Jungle Jim – a cartoon lemur. Landlord to Moe the Crow and Birdseed Betty. Becomes Birdseed Betty’s first client in order for her to stay in the house. Is killed by Birdseed Betty.

Pussywhisker – a cartoon panther. Out of work actor. Married to Polly. Loses both his testicles after being convinced by Dr. Despicable that he has cancer. Is forced by Polly to find a sperm donor so they can have a child. Polly later reveals that she orchestrated her husband's castration so that she would be justified in her acts of adultery with copious partners, and enjoys that she has forced her husband to find these partners while she waits at home.

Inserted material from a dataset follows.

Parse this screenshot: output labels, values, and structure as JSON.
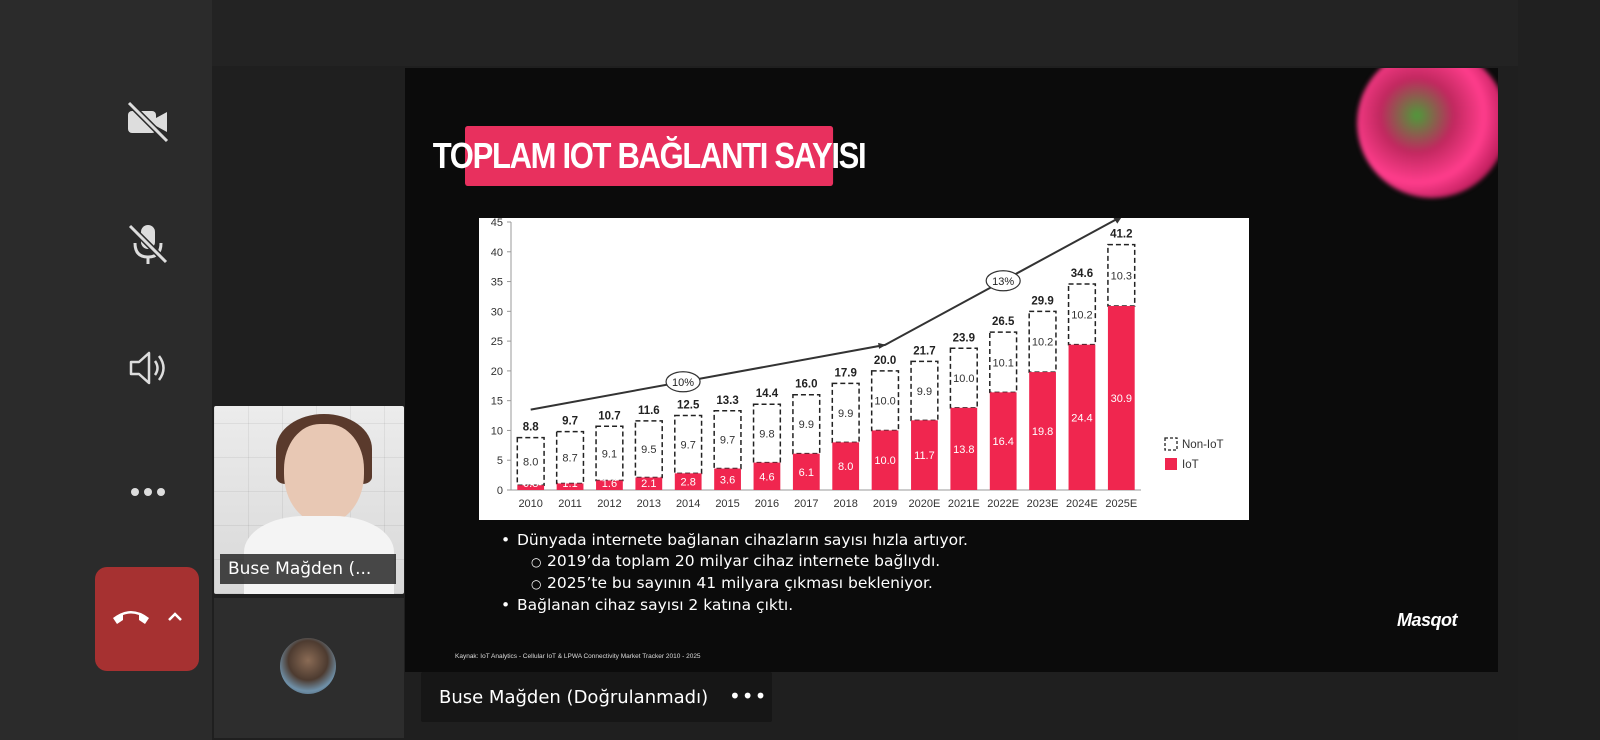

Dr. Despicable – a cartoon doctor. Convinces his patients to do things they wouldn’t normally do.

Sally Gator – a cartoon alligator. Is convinced by Dr. Despicable to have a “medical termination” of her ten-year-old daughter Allie Gator and have another child to “replace” her. Sally's baby is last seen being pushed in the carriage by Troy Hicks/Frosty Pete.

Chick-Chick Chickie – a cartoon chick. Foul mouthed to all the adults, but it is later revealed that he is being forced to do so by Troy Hicks/Frosty Pete. Is killed by Troy Hicks/Frosty Pete.

Legal Beagle – a cartoon beagle. Lawyer. Becomes a client of Birdseed Betty.

Troy Hicks – Cartoonist. Creator of the cartoon world and controls everything in the world. Child molester and child killer. On Death Row for the deaths of 8 children after his final appeal is rejected. Starts drawing his cartoon world again when in prison and uses it as a gateway to live forever. E-mails his creations and tempts them with stories of sex and porn, in an attempt to make it over into the cartoon world, talks Frosty Pete into going along with the plan. Is last seen walking off with Sally Gator’s new baby.